Slotsom is dat het wrakingsverzoek niet-ontvankelijk is. Voor een behandeling van het verzoek ter terechtzitting bestaat geen reden. Het in de wet opgenomen recht op een mondelinge behandeling is door de wetgever bedoeld voor het debat over de gegrondheid van het verzoek, maar aan dat debat wordt gezien het vorenstaande niet toegekomen.
3.5.
Verzoeker heeft in deze procedure reeds meerdere wrakingsverzoeken gedaan die geen van alle zijn gehonoreerd en die hebben geleid tot onredelijke vertraging van de rechtspleging.
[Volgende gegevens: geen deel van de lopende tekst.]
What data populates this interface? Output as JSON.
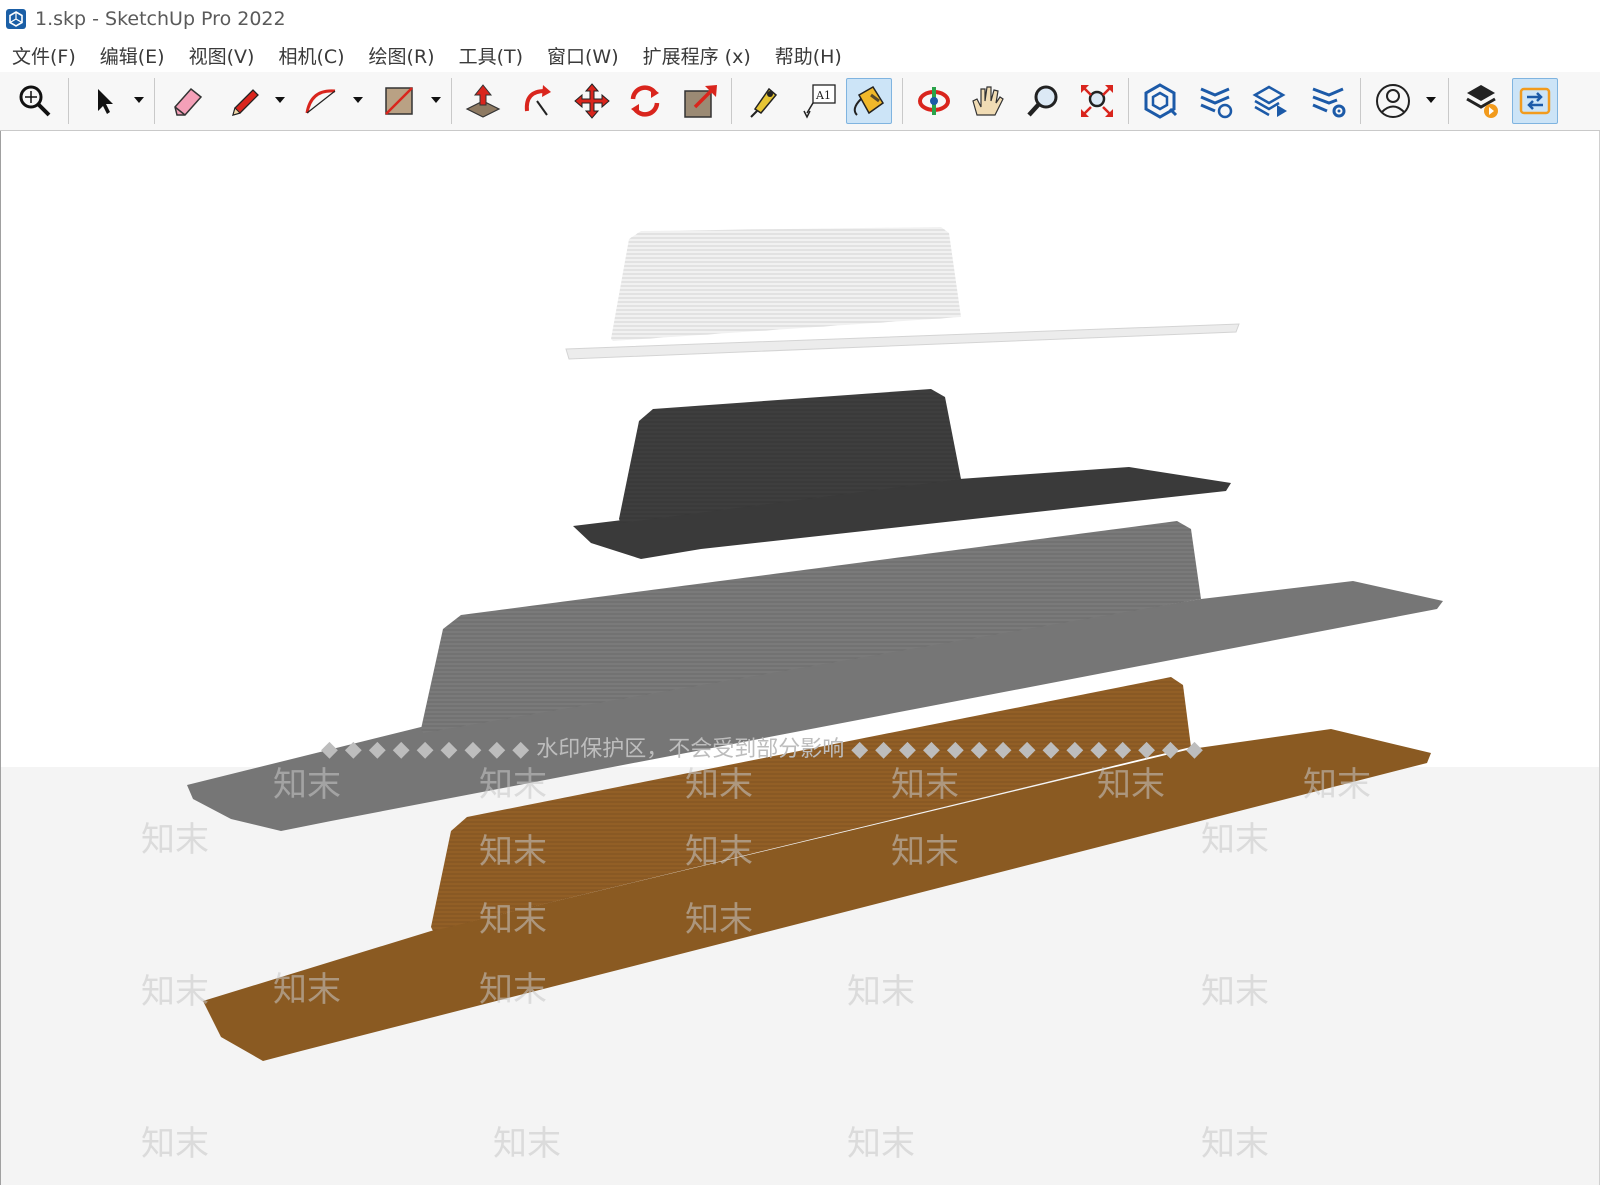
{
  "window": {
    "title": "1.skp - SketchUp Pro 2022",
    "app_icon": "sketchup-logo-icon"
  },
  "menu": [
    {
      "label": "文件(F)"
    },
    {
      "label": "编辑(E)"
    },
    {
      "label": "视图(V)"
    },
    {
      "label": "相机(C)"
    },
    {
      "label": "绘图(R)"
    },
    {
      "label": "工具(T)"
    },
    {
      "label": "窗口(W)"
    },
    {
      "label": "扩展程序 (x)"
    },
    {
      "label": "帮助(H)"
    }
  ],
  "toolbar": {
    "tools": [
      {
        "icon": "zoom-extents-icon"
      },
      {
        "icon": "select-arrow-icon"
      },
      {
        "icon": "eraser-icon"
      },
      {
        "icon": "pencil-line-icon"
      },
      {
        "icon": "arc-icon"
      },
      {
        "icon": "rectangle-icon"
      },
      {
        "icon": "push-pull-icon"
      },
      {
        "icon": "follow-me-icon"
      },
      {
        "icon": "move-icon"
      },
      {
        "icon": "rotate-icon"
      },
      {
        "icon": "scale-icon"
      },
      {
        "icon": "tape-measure-icon"
      },
      {
        "icon": "text-label-icon",
        "text": "A1"
      },
      {
        "icon": "paint-bucket-icon",
        "active": true
      },
      {
        "icon": "orbit-icon"
      },
      {
        "icon": "pan-hand-icon"
      },
      {
        "icon": "zoom-magnifier-icon"
      },
      {
        "icon": "zoom-extents-arrows-icon"
      },
      {
        "icon": "3d-warehouse-icon"
      },
      {
        "icon": "extension-warehouse-icon"
      },
      {
        "icon": "layout-send-icon"
      },
      {
        "icon": "extension-manager-icon"
      },
      {
        "icon": "account-profile-icon"
      },
      {
        "icon": "trimble-connect-icon"
      },
      {
        "icon": "share-model-icon"
      }
    ]
  },
  "viewport": {
    "watermark_notice": "◆ ◆ ◆ ◆ ◆ ◆ ◆ ◆ ◆ 水印保护区，不会受到部分影响 ◆ ◆ ◆ ◆ ◆ ◆ ◆ ◆ ◆ ◆ ◆ ◆ ◆ ◆ ◆",
    "watermark_text": "知末",
    "colors": {
      "model_white": "#e9e9e9",
      "model_black": "#3a3a3a",
      "model_gray": "#727272",
      "model_wood": "#8a5a22"
    }
  }
}
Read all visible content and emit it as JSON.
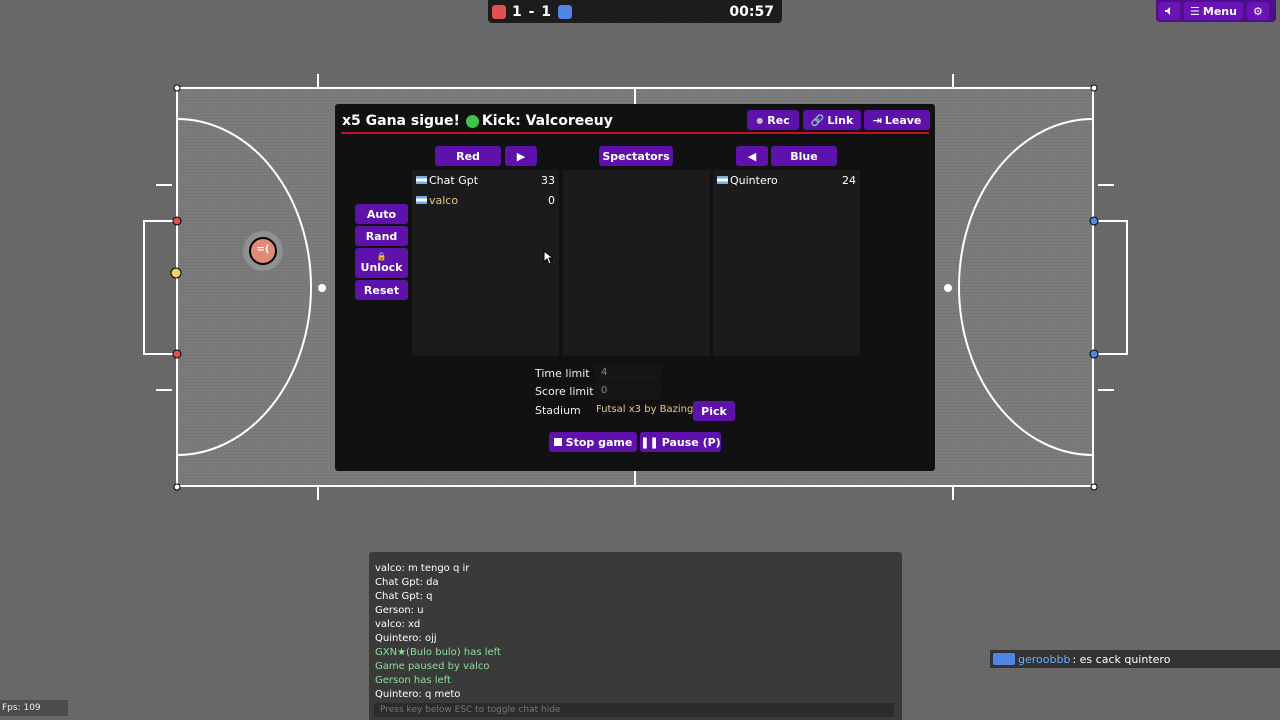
{
  "scoreboard": {
    "score": "1 - 1",
    "timer": "00:57",
    "red_color": "#e0524d",
    "blue_color": "#4f86e6"
  },
  "top_menu": {
    "sound_icon": "speaker-icon",
    "menu_label": "Menu",
    "settings_icon": "gear-icon"
  },
  "field": {
    "player_avatar": "=(",
    "player_fill": "#e0524d"
  },
  "room": {
    "title": "x5 Gana sigue!",
    "kick_label": "Kick: Valcoreeuy",
    "rec_label": "Rec",
    "link_label": "Link",
    "leave_label": "Leave",
    "red_label": "Red",
    "spectators_label": "Spectators",
    "blue_label": "Blue",
    "red_arrow": "▶",
    "blue_arrow": "◀",
    "auto_label": "Auto",
    "rand_label": "Rand",
    "unlock_label": "Unlock",
    "reset_label": "Reset",
    "red_team": [
      {
        "name": "Chat Gpt",
        "score": "33",
        "highlight": false
      },
      {
        "name": "valco",
        "score": "0",
        "highlight": true
      }
    ],
    "blue_team": [
      {
        "name": "Quintero",
        "score": "24",
        "highlight": false
      }
    ],
    "time_limit_label": "Time limit",
    "time_limit_value": "4",
    "score_limit_label": "Score limit",
    "score_limit_value": "0",
    "stadium_label": "Stadium",
    "stadium_value": "Futsal x3 by Bazinga ...",
    "pick_label": "Pick",
    "stop_label": "Stop game",
    "pause_label": "Pause (P)"
  },
  "chat": {
    "messages": [
      {
        "text": "valco: m tengo q ir",
        "type": "normal"
      },
      {
        "text": "Chat Gpt: da",
        "type": "normal"
      },
      {
        "text": "Chat Gpt: q",
        "type": "normal"
      },
      {
        "text": "Gerson: u",
        "type": "normal"
      },
      {
        "text": "valco: xd",
        "type": "normal"
      },
      {
        "text": "Quintero: ojj",
        "type": "normal"
      },
      {
        "text": "GXN★(Bulo bulo) has left",
        "type": "system"
      },
      {
        "text": "Game paused by valco",
        "type": "system"
      },
      {
        "text": "Gerson has left",
        "type": "system"
      },
      {
        "text": "Quintero: q meto",
        "type": "normal"
      }
    ],
    "input_placeholder": "Press key below ESC to toggle chat hide",
    "system_color": "#8fe09a"
  },
  "notification": {
    "user": "geroobbb",
    "message": ": es cack quintero"
  },
  "fps": "Fps: 109"
}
Naar het oordeel van de wrakingskamer gebruikt verzoeker het middel van wraking voor een ander doel dan waarvoor het is gegeven of met geen ander doel dan de voortgang van de procedure te frustreren. Daarmee is sprake van misbruik. De wrakingskamer zal daarom bepalen dat een volgend verzoek tot wraking in deze zaak niet meer in behandeling zal worden genomen.

4.De beslissing

De wrakingskamer
4.1.
verklaart verzoeker niet-ontvankelijk;
4.2.
bepaalt dat de behandeling van de onder 2.1 vermelde procedure wordt voortgezet in de stand waarin het zich bevond ten tijde van het indienen van het wrakingsverzoek;
4.3.
bepaalt dat een volgend door [verzoeker] voor zich of namens de VVE ingediend wrakingsverzoek in deze zaak niet in behandeling zal worden genomen;
4.4.
beveelt dat (een afschrift van) deze beslissing met inachtneming van het bepaalde bij artikel 39, derde lid, van het Wetboek van Burgerlijke Rechtsvordering:
  • verzoeker;
  • de wederpartij in de hoofdzaak;
  • de rechter.
Deze beslissing is gegeven door mrs. M.J. Alt-van Endt, S.M. Krans en J. Brandt, in tegenwoordigheid van de griffier mr. I. Diephuis-Timmer en in het openbaar uitgesproken op 7 november 2022.
de griffier de voorzitter
Tegen deze beslissing staat geen rechtsmiddel open.